There's no reliable self-serve view anymore. Meta removed the visible score in late 2024. The dependable route is asking a Meta rep or account manager to pull your customer feedback standing; without rep access, you're diagnosing from symptoms — CPM trends, delivery, and rejection rates.
Does facebook.com/ads/customer_feedback still work?
For some accounts the page still loads, and a few guides claim it shows current data — but practitioner consensus is that whatever it displays is unreliable since the late-2024 removal. Treat anything you see there as a curiosity, not a diagnosis.
Is the Ratings and Reviews section my feedback score?
No. Ratings and Reviews in Business Suite is a different, newer interface, and operators widely report it glitching — healthy stars on struggling stores, review counts far below real sales.
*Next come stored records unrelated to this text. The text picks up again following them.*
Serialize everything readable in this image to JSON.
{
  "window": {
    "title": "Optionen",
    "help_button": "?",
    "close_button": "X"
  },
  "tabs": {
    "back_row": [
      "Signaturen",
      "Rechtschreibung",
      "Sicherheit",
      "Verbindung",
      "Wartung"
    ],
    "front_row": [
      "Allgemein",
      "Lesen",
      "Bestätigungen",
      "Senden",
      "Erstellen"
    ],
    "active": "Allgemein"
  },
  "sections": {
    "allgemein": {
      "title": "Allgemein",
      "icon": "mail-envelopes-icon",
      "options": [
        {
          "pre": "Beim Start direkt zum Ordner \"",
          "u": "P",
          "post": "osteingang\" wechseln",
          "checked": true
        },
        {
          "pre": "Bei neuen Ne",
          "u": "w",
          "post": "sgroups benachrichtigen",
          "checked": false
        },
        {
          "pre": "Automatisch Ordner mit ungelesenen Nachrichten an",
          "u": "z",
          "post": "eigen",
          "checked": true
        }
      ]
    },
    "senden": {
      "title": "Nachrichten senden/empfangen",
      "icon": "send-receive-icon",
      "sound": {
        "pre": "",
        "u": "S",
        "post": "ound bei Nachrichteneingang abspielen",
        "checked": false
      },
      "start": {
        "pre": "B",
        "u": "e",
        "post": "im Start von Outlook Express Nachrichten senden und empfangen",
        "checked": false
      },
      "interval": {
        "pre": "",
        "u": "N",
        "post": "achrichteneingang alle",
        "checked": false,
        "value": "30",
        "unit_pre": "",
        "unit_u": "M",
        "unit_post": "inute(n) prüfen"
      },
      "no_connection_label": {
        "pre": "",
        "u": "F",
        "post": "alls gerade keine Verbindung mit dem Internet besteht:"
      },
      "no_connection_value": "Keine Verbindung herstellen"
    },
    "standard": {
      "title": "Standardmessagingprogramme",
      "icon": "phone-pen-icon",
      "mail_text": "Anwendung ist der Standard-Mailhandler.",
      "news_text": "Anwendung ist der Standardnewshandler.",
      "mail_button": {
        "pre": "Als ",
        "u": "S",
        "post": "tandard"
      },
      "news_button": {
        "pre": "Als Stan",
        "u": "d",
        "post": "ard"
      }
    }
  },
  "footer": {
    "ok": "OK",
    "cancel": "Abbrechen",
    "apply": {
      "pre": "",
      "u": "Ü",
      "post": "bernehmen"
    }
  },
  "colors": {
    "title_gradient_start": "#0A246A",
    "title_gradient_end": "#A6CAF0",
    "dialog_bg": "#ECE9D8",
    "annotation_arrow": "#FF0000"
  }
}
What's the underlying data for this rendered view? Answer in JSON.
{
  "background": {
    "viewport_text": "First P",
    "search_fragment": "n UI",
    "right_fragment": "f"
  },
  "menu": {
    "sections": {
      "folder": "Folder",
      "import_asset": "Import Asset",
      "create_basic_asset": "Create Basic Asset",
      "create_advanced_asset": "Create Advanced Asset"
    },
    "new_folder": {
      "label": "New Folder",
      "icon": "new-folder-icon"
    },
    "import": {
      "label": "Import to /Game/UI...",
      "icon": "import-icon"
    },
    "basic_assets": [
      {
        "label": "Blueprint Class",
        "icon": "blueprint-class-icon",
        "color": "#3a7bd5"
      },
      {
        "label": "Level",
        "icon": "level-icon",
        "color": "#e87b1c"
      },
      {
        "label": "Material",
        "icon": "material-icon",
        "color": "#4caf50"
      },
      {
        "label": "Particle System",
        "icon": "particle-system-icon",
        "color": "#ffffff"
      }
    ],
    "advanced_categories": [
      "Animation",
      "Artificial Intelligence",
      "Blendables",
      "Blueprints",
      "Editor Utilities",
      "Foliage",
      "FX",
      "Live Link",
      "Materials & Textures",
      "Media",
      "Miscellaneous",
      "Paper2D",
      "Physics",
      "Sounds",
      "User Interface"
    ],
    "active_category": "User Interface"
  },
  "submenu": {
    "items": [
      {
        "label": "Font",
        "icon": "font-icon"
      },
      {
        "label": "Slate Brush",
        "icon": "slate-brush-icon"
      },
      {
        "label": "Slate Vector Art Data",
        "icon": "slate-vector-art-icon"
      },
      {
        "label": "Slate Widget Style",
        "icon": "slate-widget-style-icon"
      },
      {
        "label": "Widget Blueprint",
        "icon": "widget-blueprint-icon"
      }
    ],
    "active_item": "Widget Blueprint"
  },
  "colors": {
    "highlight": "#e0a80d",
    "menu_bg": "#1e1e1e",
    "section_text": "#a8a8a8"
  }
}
It is not the internal score that affects your delivery.
How do I know if my feedback score is low without seeing it?
The symptom cluster: CPMs climbing over weeks without creative or audience changes, creative fatiguing unusually fast, more ad rejections, weaker delivery — alongside operational reality like shipping delays or refund disputes. Rising complaints plus rising costs is the score talking.
Can Meta support tell me my feedback score?
A rep or account manager often can — internal customer-experience reporting exists on accounts. Generic chat support usually can't or won't. If you have any rep relationship, asking for your feedback standing is one of the most valuable questions available to you.